Par ailleurs, ces chiffres montrent que plus de huit demandeurs d'emploi sur dix n'ont toujours pas trouvé d'emploi et continuent à avoir besoin d'un accompagnement. Désormais, ils doivent cependant faire face à cette situation sans soutien de revenu.
Les données ne confirment pas davantage l'affirmation selon laquelle les demandeurs d'emploi bénéficiant d'un avis « bien-être » relevaient du mauvais statut. Plus de huit sur dix d'entre eux ne sont en effet pas passés vers une allocation de maladie.
Le VDAB continuera à suivre les effets de cette réforme sur le long terme. Une discussion est également en cours concernant la manière de mesurer les sorties durables vers l'emploi. La définition actuellement envisagée considère qu'une personne est sortie durablement du chômage si, douze mois après son inscription, elle a travaillé au moins vingt jours consécutifs. Le travail intérimaire serait également pris en compte dans ce calcul.

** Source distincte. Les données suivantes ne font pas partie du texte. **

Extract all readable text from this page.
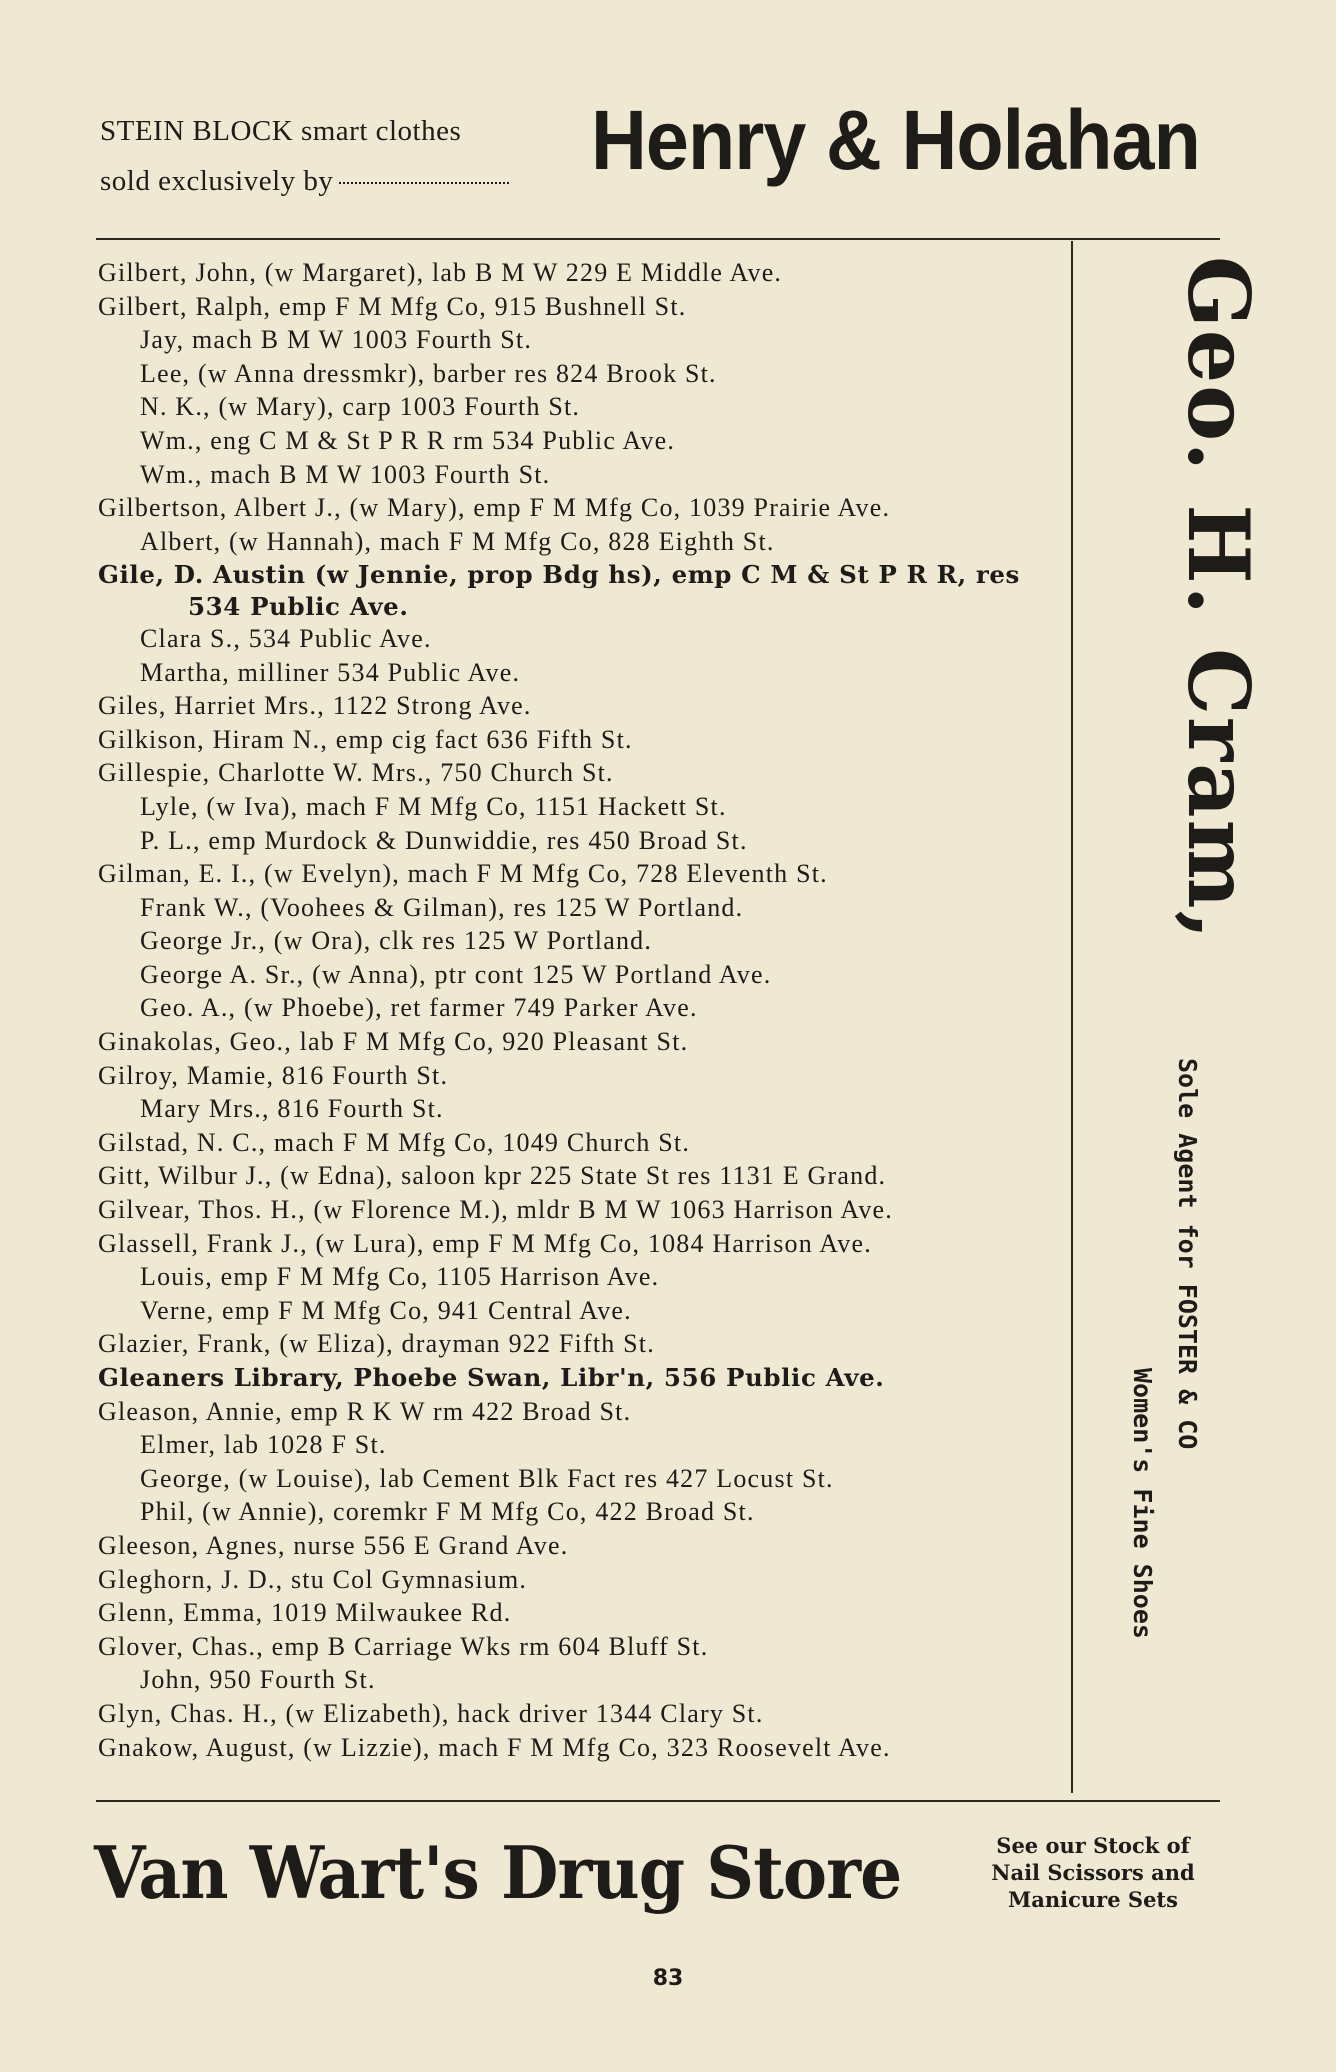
STEIN BLOCK smart clothes
sold exclusively by	Henry & Holahan
Gilbert, John, (w Margaret), lab B M W 229 E Middle Ave.
Gilbert, Ralph, emp F M Mfg Co, 915 Bushnell St.
Jay, mach B M W 1003 Fourth St.
Lee, (w Anna dressmkr), barber res 824 Brook St.
N. K., (w Mary), carp 1003 Fourth St.
Wm., eng C M & St P R R rm 534 Public Ave.
Wm., mach B M W 1003 Fourth St.
Gilbertson, Albert J., (w Mary), emp F M Mfg Co, 1039 Prairie Ave.
Albert, (w Hannah), mach F M Mfg Co, 828 Eighth St.
Gile, D. Austin (w Jennie, prop Bdg hs), emp C M & St P R R, res
534 Public Ave.
Clara S., 534 Public Ave.
Martha, milliner 534 Public Ave.
Giles, Harriet Mrs., 1122 Strong Ave.
Gilkison, Hiram N., emp cig fact 636 Fifth St.
Gillespie, Charlotte W. Mrs., 750 Church St.
Lyle, (w Iva), mach F M Mfg Co, 1151 Hackett St.
P. L., emp Murdock & Dunwiddie, res 450 Broad St.
Gilman, E. I., (w Evelyn), mach F M Mfg Co, 728 Eleventh St.
Frank W., (Voohees & Gilman), res 125 W Portland.
George Jr., (w Ora), clk res 125 W Portland.
George A. Sr., (w Anna), ptr cont 125 W Portland Ave.
Geo. A., (w Phoebe), ret farmer 749 Parker Ave.
Ginakolas, Geo., lab F M Mfg Co, 920 Pleasant St.
Gilroy, Mamie, 816 Fourth St.
Mary Mrs., 816 Fourth St.
Gilstad, N. C., mach F M Mfg Co, 1049 Church St.
Gitt, Wilbur J., (w Edna), saloon kpr 225 State St res 1131 E Grand.
Gilvear, Thos. H., (w Florence M.), mldr B M W 1063 Harrison Ave.
Glassell, Frank J., (w Lura), emp F M Mfg Co, 1084 Harrison Ave.
Louis, emp F M Mfg Co, 1105 Harrison Ave.
Verne, emp F M Mfg Co, 941 Central Ave.
Glazier, Frank, (w Eliza), drayman 922 Fifth St.
Gleaners Library, Phoebe Swan, Libr'n, 556 Public Ave.
Gleason, Annie, emp R K W rm 422 Broad St.
Elmer, lab 1028 F St.
George, (w Louise), lab Cement Blk Fact res 427 Locust St.
Phil, (w Annie), coremkr F M Mfg Co, 422 Broad St.
Gleeson, Agnes, nurse 556 E Grand Ave.
Gleghorn, J. D., stu Col Gymnasium.
Glenn, Emma, 1019 Milwaukee Rd.
Glover, Chas., emp B Carriage Wks rm 604 Bluff St.
John, 950 Fourth St.
Glyn, Chas. H., (w Elizabeth), hack driver 1344 Clary St.
Gnakow, August, (w Lizzie), mach F M Mfg Co, 323 Roosevelt Ave.
Geo. H. Cram,
Sole Agent for FOSTER & CO
Women's Fine Shoes
Van Wart's Drug Store	See our Stock of
Nail Scissors and
Manicure Sets
83
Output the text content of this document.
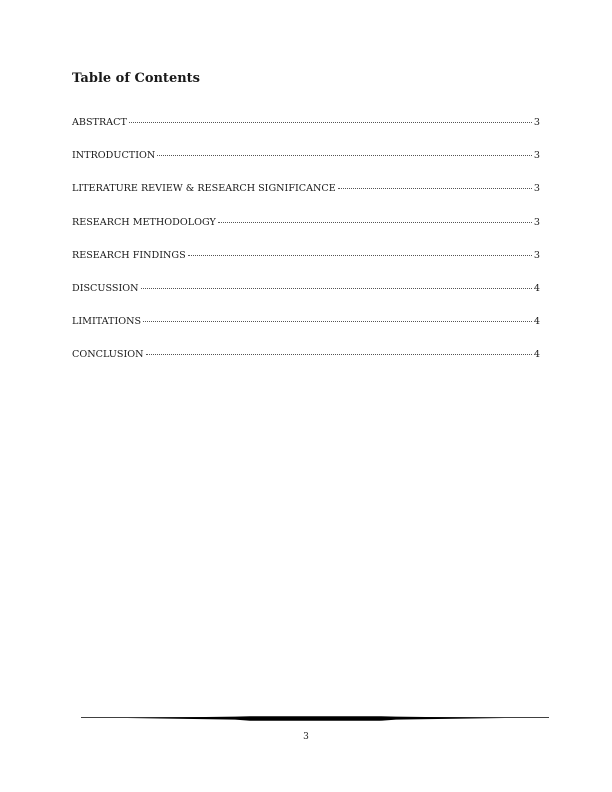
Table of Contents
ABSTRACT	3
INTRODUCTION	3
LITERATURE REVIEW & RESEARCH SIGNIFICANCE	3
RESEARCH METHODOLOGY	3
RESEARCH FINDINGS	3
DISCUSSION	4
LIMITATIONS	4
CONCLUSION	4
3
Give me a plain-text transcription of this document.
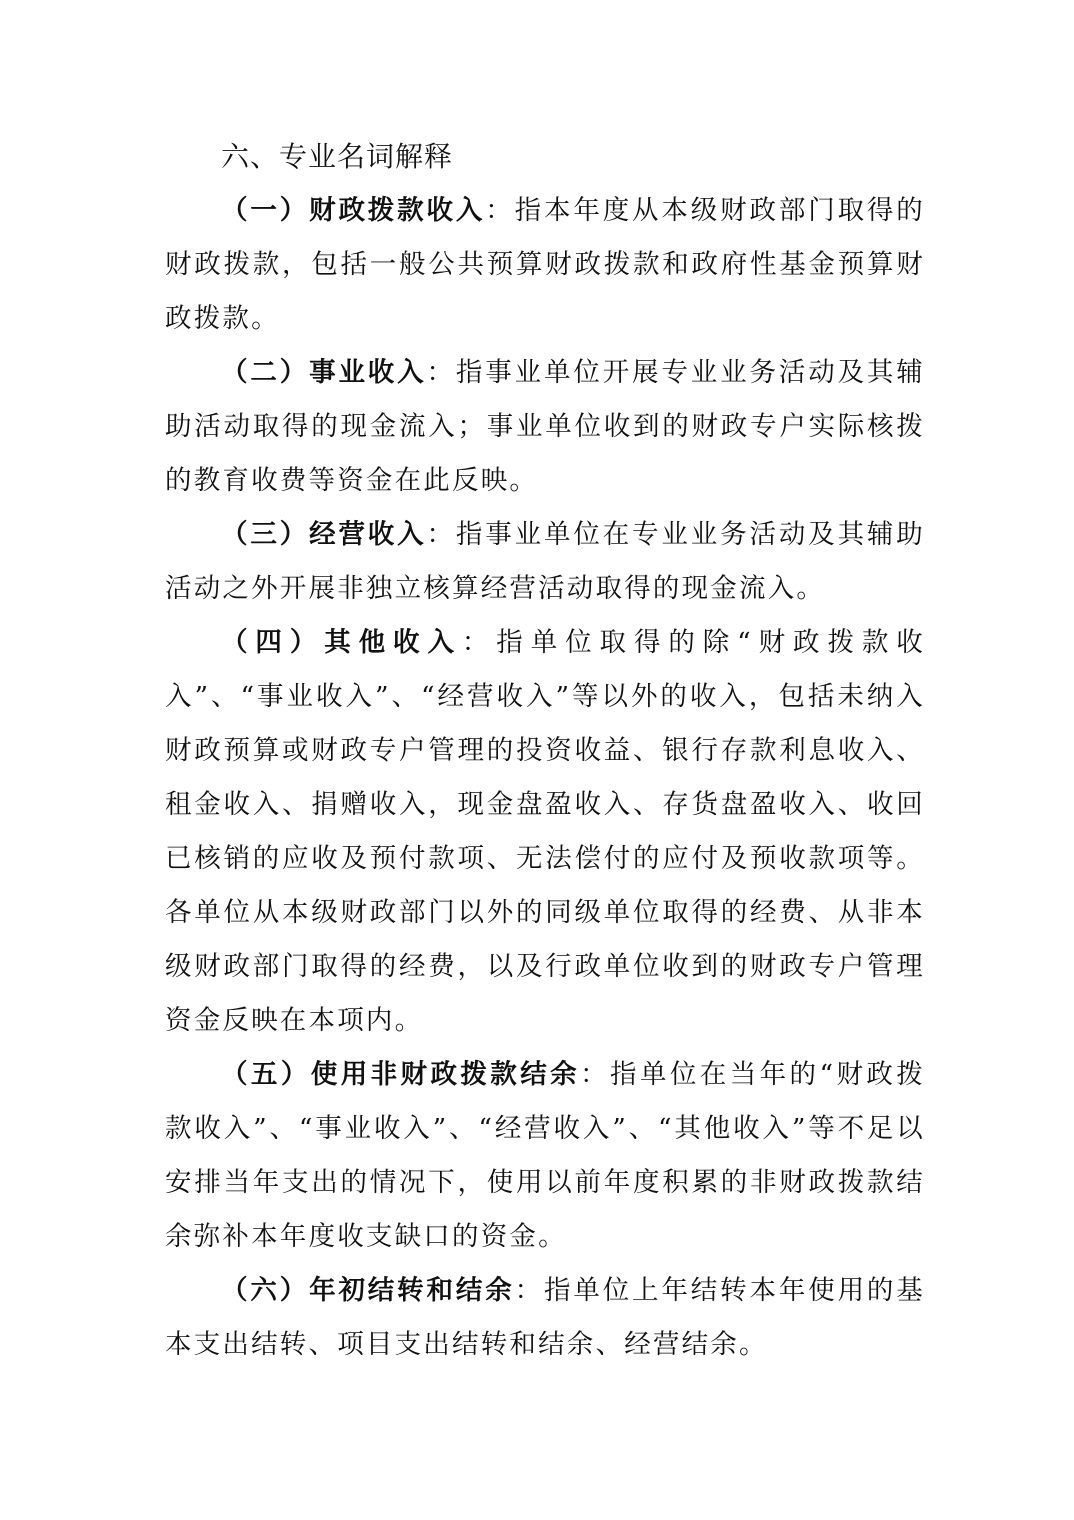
六、专业名词解释

（一）财政拨款收入：指本年度从本级财政部门取得的财政拨款，包括一般公共预算财政拨款和政府性基金预算财政拨款。

（二）事业收入：指事业单位开展专业业务活动及其辅助活动取得的现金流入；事业单位收到的财政专户实际核拨的教育收费等资金在此反映。

（三）经营收入：指事业单位在专业业务活动及其辅助活动之外开展非独立核算经营活动取得的现金流入。

（四）其他收入：指单位取得的除“财政拨款收入”、“事业收入”、“经营收入”等以外的收入，包括未纳入财政预算或财政专户管理的投资收益、银行存款利息收入、租金收入、捐赠收入，现金盘盈收入、存货盘盈收入、收回已核销的应收及预付款项、无法偿付的应付及预收款项等。各单位从本级财政部门以外的同级单位取得的经费、从非本级财政部门取得的经费，以及行政单位收到的财政专户管理资金反映在本项内。

（五）使用非财政拨款结余：指单位在当年的“财政拨款收入”、“事业收入”、“经营收入”、“其他收入”等不足以安排当年支出的情况下，使用以前年度积累的非财政拨款结余弥补本年度收支缺口的资金。

（六）年初结转和结余：指单位上年结转本年使用的基本支出结转、项目支出结转和结余、经营结余。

Selon nous, cette définition ne constitue pas une mesure adéquate d'une sortie durable vers l'emploi. Il conviendrait au minimum de vérifier pendant combien de temps une personne reste effectivement en emploi de manière ininterrompue après avoir retrouvé un travail. Dans l'idéal, une sortie durable devrait être définie comme une situation dans laquelle une personne a à nouveau acquis des droits sociaux suffisants.